If you are using a relatively advanced trading platform, then you may have considered creating expert advisors (EAs) to assist you with your trading or even automating it. However, putting together an EA is not something that should be taken lightly – after all, the reason you are creating an EA is that you want to capture a set of rules that will result in increased profitability, rather than a poorly designed EA that can actually lose you money.
What are the steps in creating an EA?
When software experts sit down to create a program, they don’t just start writing code. Before a single line is written, they have taken the time to design exactly what they want – how is it supposed to behave, what are the inputs and outputs and so on. Exactly the same thing applies when creating an EA – you need to think through your strategy carefully.
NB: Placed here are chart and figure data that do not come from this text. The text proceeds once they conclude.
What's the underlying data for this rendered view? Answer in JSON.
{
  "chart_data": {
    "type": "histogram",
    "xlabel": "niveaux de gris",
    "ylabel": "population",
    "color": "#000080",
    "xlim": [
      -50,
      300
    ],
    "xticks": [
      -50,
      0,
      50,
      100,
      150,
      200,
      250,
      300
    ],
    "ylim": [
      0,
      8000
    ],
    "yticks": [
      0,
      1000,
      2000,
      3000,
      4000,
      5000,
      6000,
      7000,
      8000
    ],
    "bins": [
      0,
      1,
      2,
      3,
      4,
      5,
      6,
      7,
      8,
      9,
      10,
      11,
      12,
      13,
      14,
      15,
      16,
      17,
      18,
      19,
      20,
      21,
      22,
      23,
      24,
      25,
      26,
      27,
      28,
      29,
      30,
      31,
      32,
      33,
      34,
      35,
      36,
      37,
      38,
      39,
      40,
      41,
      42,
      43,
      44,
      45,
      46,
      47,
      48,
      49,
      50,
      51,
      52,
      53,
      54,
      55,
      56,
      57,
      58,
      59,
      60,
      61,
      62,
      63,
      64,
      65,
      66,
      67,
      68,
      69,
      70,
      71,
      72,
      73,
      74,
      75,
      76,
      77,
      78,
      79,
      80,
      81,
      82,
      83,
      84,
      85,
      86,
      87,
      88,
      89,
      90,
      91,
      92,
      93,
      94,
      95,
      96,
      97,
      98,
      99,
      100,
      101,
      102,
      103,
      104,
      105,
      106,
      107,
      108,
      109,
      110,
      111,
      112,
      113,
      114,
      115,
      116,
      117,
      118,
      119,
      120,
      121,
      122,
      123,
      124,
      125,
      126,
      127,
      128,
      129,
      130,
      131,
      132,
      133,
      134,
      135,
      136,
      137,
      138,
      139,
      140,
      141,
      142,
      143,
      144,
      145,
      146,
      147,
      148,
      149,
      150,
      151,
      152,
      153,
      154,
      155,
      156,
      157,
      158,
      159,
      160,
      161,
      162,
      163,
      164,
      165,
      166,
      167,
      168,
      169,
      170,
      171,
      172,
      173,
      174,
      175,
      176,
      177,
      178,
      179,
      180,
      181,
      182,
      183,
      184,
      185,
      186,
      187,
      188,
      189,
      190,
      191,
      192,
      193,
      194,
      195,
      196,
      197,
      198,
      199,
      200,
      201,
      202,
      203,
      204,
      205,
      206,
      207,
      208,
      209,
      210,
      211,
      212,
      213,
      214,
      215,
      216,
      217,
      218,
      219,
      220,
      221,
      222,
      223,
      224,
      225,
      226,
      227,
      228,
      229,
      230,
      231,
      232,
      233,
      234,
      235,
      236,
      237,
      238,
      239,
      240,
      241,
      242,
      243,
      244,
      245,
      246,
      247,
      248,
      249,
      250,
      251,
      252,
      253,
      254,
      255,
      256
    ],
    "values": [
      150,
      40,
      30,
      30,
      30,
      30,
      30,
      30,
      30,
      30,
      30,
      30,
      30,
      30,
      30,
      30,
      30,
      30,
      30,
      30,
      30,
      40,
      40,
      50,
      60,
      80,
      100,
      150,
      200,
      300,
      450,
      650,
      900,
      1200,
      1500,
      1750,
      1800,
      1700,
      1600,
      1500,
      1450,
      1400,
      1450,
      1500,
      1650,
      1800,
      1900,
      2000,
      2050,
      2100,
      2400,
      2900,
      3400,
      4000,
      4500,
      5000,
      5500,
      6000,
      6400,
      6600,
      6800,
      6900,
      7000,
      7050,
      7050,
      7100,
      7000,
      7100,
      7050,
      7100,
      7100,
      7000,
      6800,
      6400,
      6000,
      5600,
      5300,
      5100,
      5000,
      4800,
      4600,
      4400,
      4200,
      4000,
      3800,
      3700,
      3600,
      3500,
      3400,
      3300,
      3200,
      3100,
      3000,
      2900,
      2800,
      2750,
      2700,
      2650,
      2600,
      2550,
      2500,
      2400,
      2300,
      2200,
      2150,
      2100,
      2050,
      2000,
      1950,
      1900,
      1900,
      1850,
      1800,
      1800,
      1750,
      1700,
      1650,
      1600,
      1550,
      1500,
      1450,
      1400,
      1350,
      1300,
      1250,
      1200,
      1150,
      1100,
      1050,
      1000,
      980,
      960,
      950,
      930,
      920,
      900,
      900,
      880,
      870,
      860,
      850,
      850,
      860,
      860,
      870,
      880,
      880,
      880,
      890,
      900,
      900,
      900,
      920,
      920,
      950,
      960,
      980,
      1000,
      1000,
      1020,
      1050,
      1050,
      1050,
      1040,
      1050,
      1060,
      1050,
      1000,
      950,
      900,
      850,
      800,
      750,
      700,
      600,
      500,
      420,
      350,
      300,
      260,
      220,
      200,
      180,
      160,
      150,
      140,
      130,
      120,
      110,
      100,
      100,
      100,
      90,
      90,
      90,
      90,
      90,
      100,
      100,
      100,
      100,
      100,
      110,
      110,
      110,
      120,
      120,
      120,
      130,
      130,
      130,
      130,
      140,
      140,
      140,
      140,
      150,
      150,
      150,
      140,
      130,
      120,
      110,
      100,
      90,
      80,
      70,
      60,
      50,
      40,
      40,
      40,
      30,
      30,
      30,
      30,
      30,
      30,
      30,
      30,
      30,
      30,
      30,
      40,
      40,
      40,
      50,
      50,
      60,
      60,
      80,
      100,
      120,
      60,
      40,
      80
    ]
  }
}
Only then should you start coding and debugging.
Debugging is not as easy as you think
Once you finally have your code written – and this needs to be done carefully in a well-structured way – you then need to make sure that the EA actually works. While debugging may seem relatively simple, it really isn’t. It is easy to test one or two scenarios, but this is no guarantee that the EA will always work. Instead, you need to look for what are called boundary conditions – strange occurrences that happen at the limits of market behavior. For example, if your EA involves computing a RSI, does it correctly handle the case where the market has risen or fallen for every day in the RSI measurement period?
Expect the unexpected
Boundary conditions are one type of unexpected thing you need to cope with, but you need to take a cautious approach all the way back to your initial strategy. No one can completely predict financial markets, so it’s important that you build plenty of safety margin into your strategy when you are first developing it. For example, steer away from maximum leverage – this will give you much more leeway to cope with unexpected volatility.
Don’t get too complicated
The more complex a thing is, the more likely it is to fail. This is certainly the case with EAs. At the simplest level, the more complexity you put into your EA, the more likely it is to have a bug in it.
However, there is an even more important threat with complexity. Even if an EA performs exactly as designed, as complexity increases it becomes more and more difficult to verify that it is continuing to deliver the sort of trading performance you expect.
High levels of complexity can lead to completely unpredictable results when market conditions change significantly, and even if you manage to confirm that the EA is working correctly in future with back testing, you will end up doing huge amounts of unnecessary work. Stick to something simple that reflects your trading strategy and then perfect it, rather than trying to build a better mousetrap.